Gestione del Budget Giornaliero Pay per Click (base)

In passato vi ho già elencato alcune delle attività da condurre per gestire ed ottimizzare una campagna pay per click. In quell’articolo scrissi che uno dei controlli da fare regolarmente riguarda l’utilizzo del budget giornaliero. Oggi vorrei entrare nel dettaglio di tale aspetto mostrandovi esempi e pratiche di base.

Le aziende che investono in pay per click dovrebbero avere a cuore la possibilità di monitorare tutti i giorni il budget giornaliero impiegato. Mi capita infatti continuamente di intervenire su campagne per le quali, in passato, non è stata attuata una corretta politica di gestione della spesa pubblicitaria.

Questo articolo si pone l’obiettivo di sensibilizzare chi si serve del pay per click senza prestare troppa attenzione al budget giornaliero. Per questo vedremo un paio di esempi, tratti da campagne reali, su come muoversi per rendere sempre più profittevoli i soldi spesi in keyword advertising.
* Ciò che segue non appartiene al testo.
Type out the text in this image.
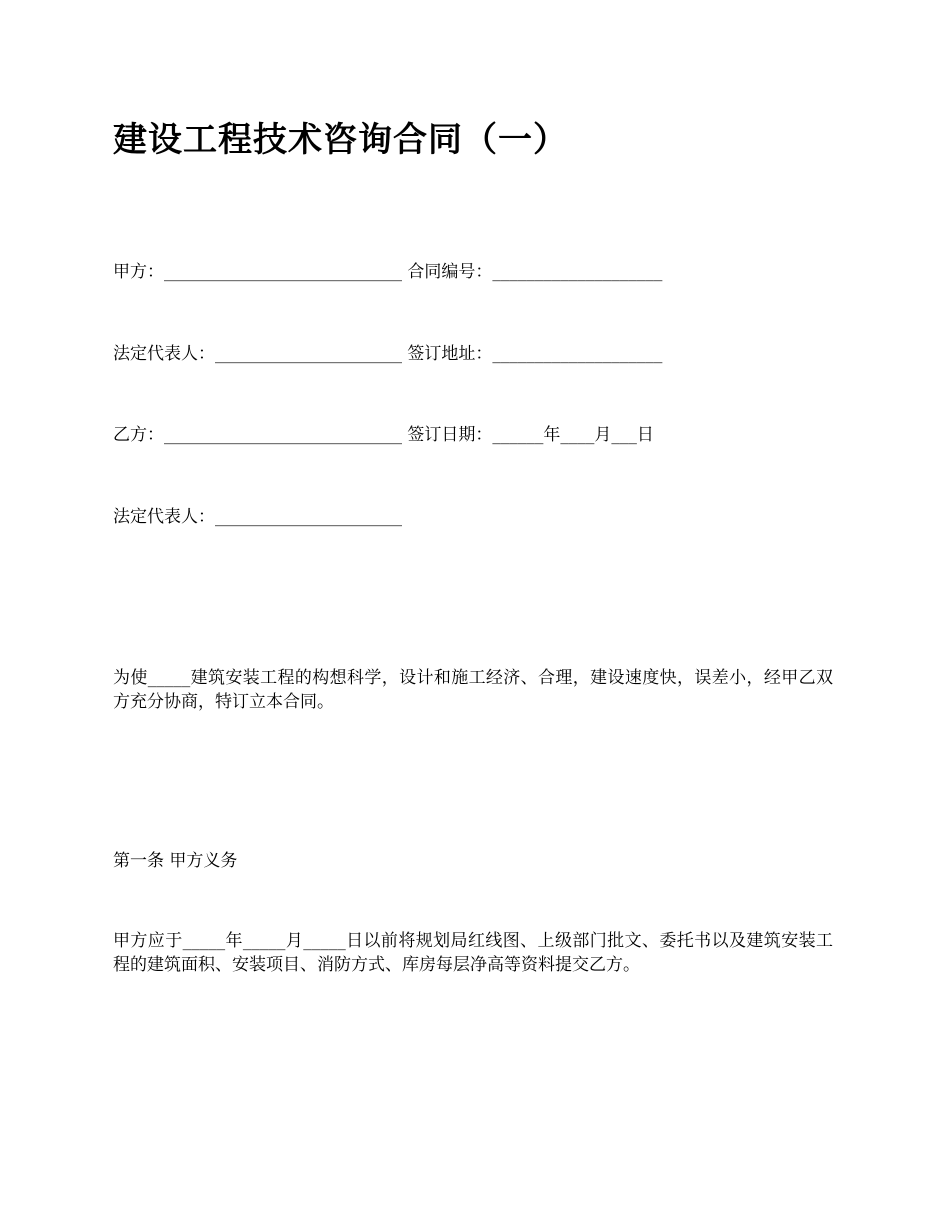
建设工程技术咨询合同（一）
甲方：____________________________ 合同编号：____________________
法定代表人：______________________ 签订地址：____________________
乙方：____________________________ 签订日期：______年____月___日
法定代表人：______________________
为使_____建筑安装工程的构想科学，设计和施工经济、合理，建设速度快，误差小，经甲乙双方充分协商，特订立本合同。
第一条 甲方义务
甲方应于_____年_____月_____日以前将规划局红线图、上级部门批文、委托书以及建筑安装工程的建筑面积、安装项目、消防方式、库房每层净高等资料提交乙方。
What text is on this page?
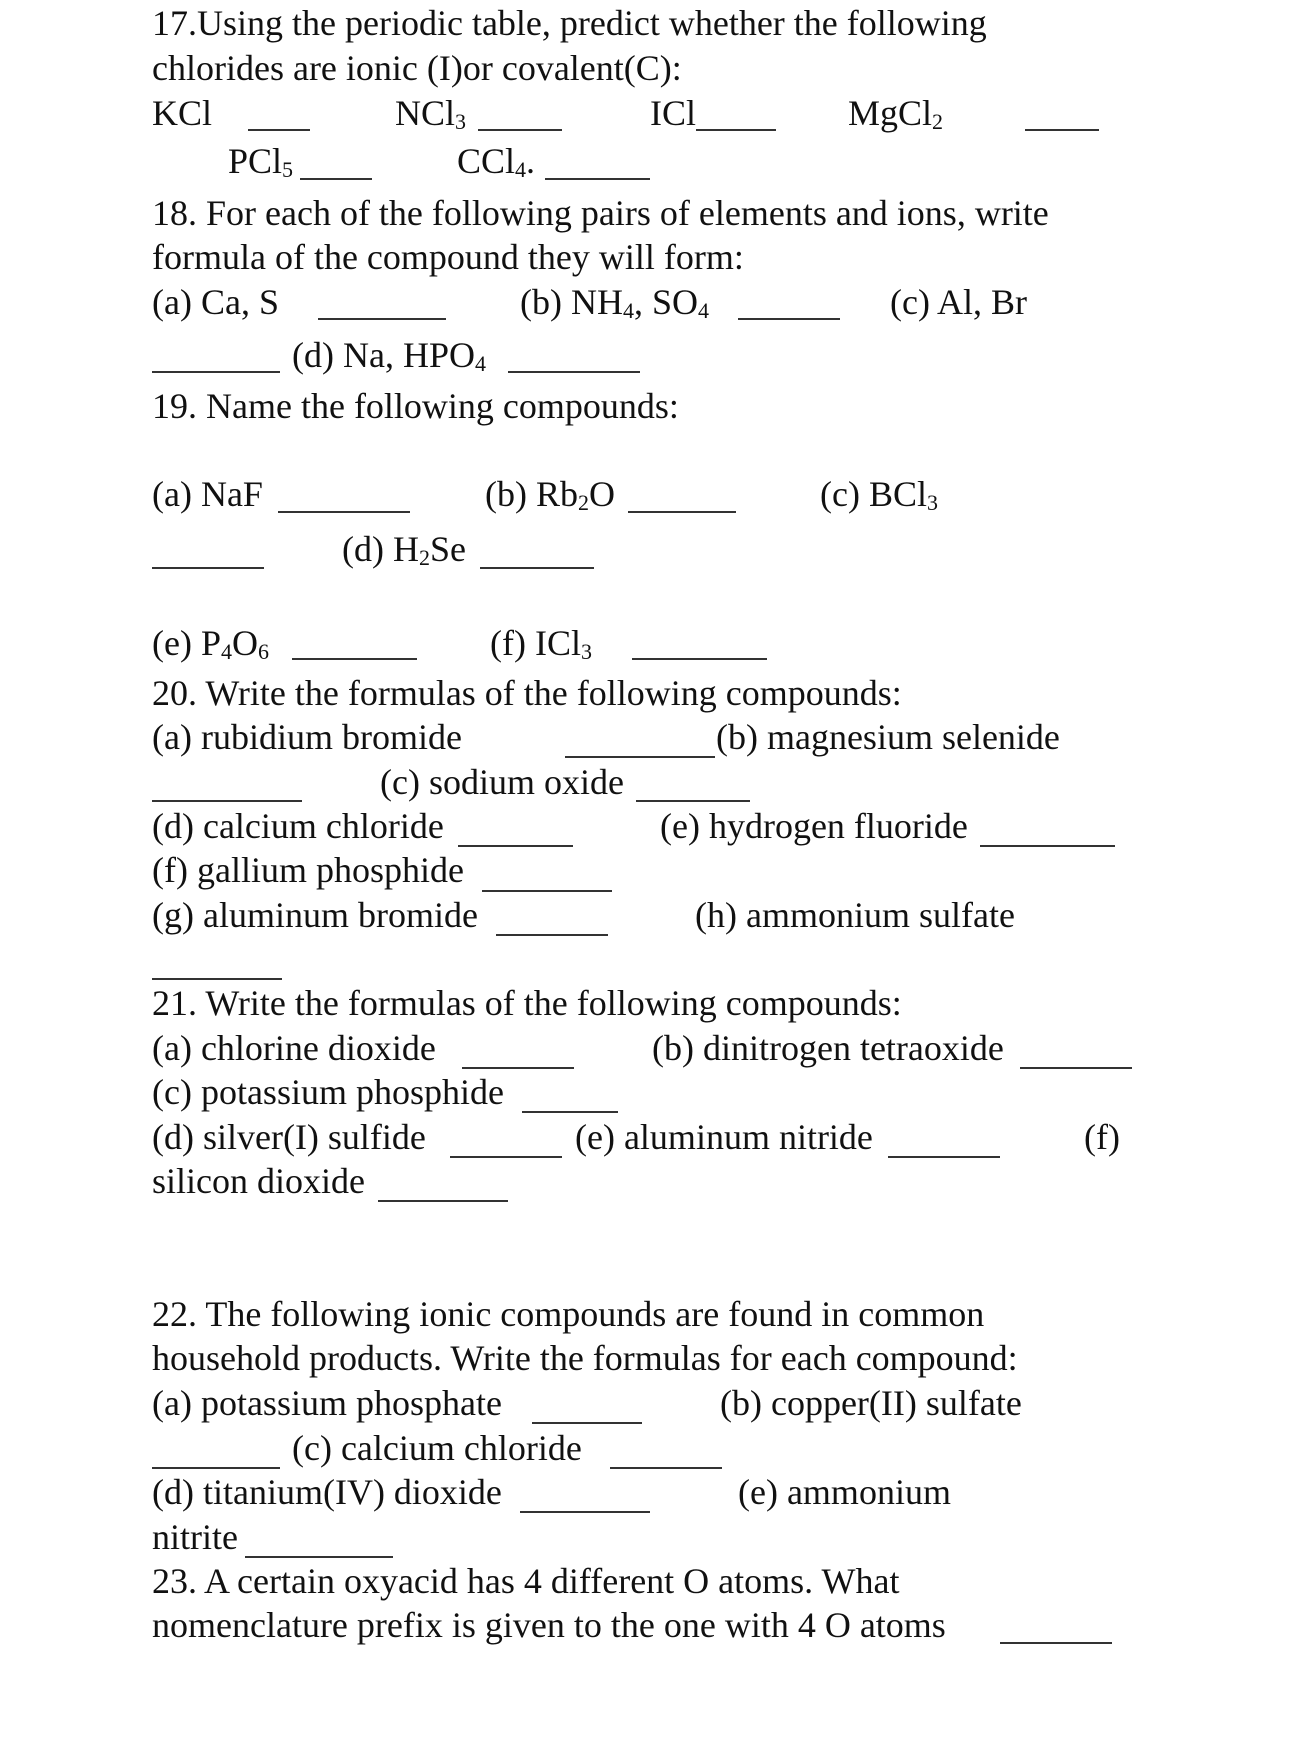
17.Using the periodic table, predict whether the following
chlorides are ionic (I)or covalent(C):
KCl	NCl$_3$	ICl	MgCl$_2$
PCl$_5$	CCl$_4$.
18. For each of the following pairs of elements and ions, write
formula of the compound they will form:
(a) Ca, S	(b) $NH_4$, $SO_4$	(c) Al, Br
(d) Na, $HPO_4$
19. Name the following compounds:
(a) NaF	(b) $Rb_2O$	(c) BCl$_3$
(d) $H_2Se$
(e) $P_4O_6$	(f) ICl$_3$
20. Write the formulas of the following compounds:
(a) rubidium bromide	(b) magnesium selenide
(c) sodium oxide
(d) calcium chloride	(e) hydrogen fluoride
(f) gallium phosphide
(g) aluminum bromide	(h) ammonium sulfate
21. Write the formulas of the following compounds:
(a) chlorine dioxide	(b) dinitrogen tetraoxide
(c) potassium phosphide
(d) silver(I) sulfide	(e) aluminum nitride	(f)
silicon dioxide
22. The following ionic compounds are found in common
household products. Write the formulas for each compound:
(a) potassium phosphate	(b) copper(II) sulfate
(c) calcium chloride
(d) titanium(IV) dioxide	(e) ammonium
nitrite
23. A certain oxyacid has 4 different O atoms. What
nomenclature prefix is given to the one with 4 O atoms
Analizzare il Budget Giorno per Giorno

Nel mondo del pay per click c’è un obiettivo alla base di tutta la faccenda: spendere i soldi che si hanno a disposizione, in un deteriminato periodo, in modo che portino quanto più ritorno possibile. In sostanza, se abbiamo 10€ da spendere al giorno, dobbiamo fare in modo di ottenere il massimo profitto da questa capacità di spesa.

Sulla base di questo assunto, quindi, gli obiettivi del controllo della spesa giornaliera in pay per click sono:

  • conoscere quanto budget giornaliero è stato consumato in relazione alla disponibilità che si ha;
  • capire su quali elementi della campagna è necessario intervenire per utilizzare il budget al meglio;
  • prevedere se ci sono maggiori opportunità di profitto che non si stanno cogliendo.

Vediamo, sulla base di questi punti, due esempi che mostrano come agire in corrispondenza dei fenomeni più comuni legati alla gestione del budget in pay per click. Vi mostrerò dei grafici basati su dati reali per dare un contesto alle considerazioni che faremo.

Esempio 1 – Il budget non è sufficiente

Tra le campagne che ho in gestione ce n’è una che presenta la situazione illustrata nel grafico sottostante. Questo mostra il consumo di budget giornaliero nel mese di settembre.

Budget Non Sufficiente in AdWords

La retta “celestina” indica il budget giornaliero disponibile per la campagna mentre le colonne in rosso rappresentano la spesa in pay per click sostenuta nei giorni indicati.

Proviamo ad analizzare il grafico secondo i tre punti/obiettivi definiti in partenza:

A) Quanto budget giornaliero è stato consumato? Risposta: tutto!

Alcuni giorni si è superata la soglia giornaliera stabilita ma sempre in proporzione ai giorni in cui si è speso meno. Ciò avviene in automatico su AdWords (piattaforma usata per la campagna in questo esempio) grazie al criterio della pubblicazione flessibile.

B) Quali elementi della campagna “toccare” per impiegare il budget al meglio? Risposta: dipende!

Potremmo verificare le posizioni degli annunci (e alzare/abbassare i bid in corrispondenza delle esigenze di visibilità), ridurre il keyword set alle chiavi che portano un adeguato ritorno, ottimizzare il quality score, ecc. Se dopo un attento controllo niente sembra fuori posto possiamo prendere in considerazione il punto successivo. ;)

C) Sto perdendo delle opportunità? Risposta: possibile!

Parte dei potenziali clienti che il mercato “offre” non visualizzano i nostri annunci in quanto, appunto, consumiamo tutto il nostro budget prima della fine della giornata. E’ consigliabile quindi aumentare il budget giornaliero per capire se è possibile ottenere un ritorno maggiore dalla propria campagna (tradotto: spendere un po’ di più per generare profitti notevolmente maggiori).

Esempio 2 – Il budget è sufficiente

In questo secondo esempio vorrei invece mostrarvi il grafico di una campagna in cui il budget può considerarsi sufficiente.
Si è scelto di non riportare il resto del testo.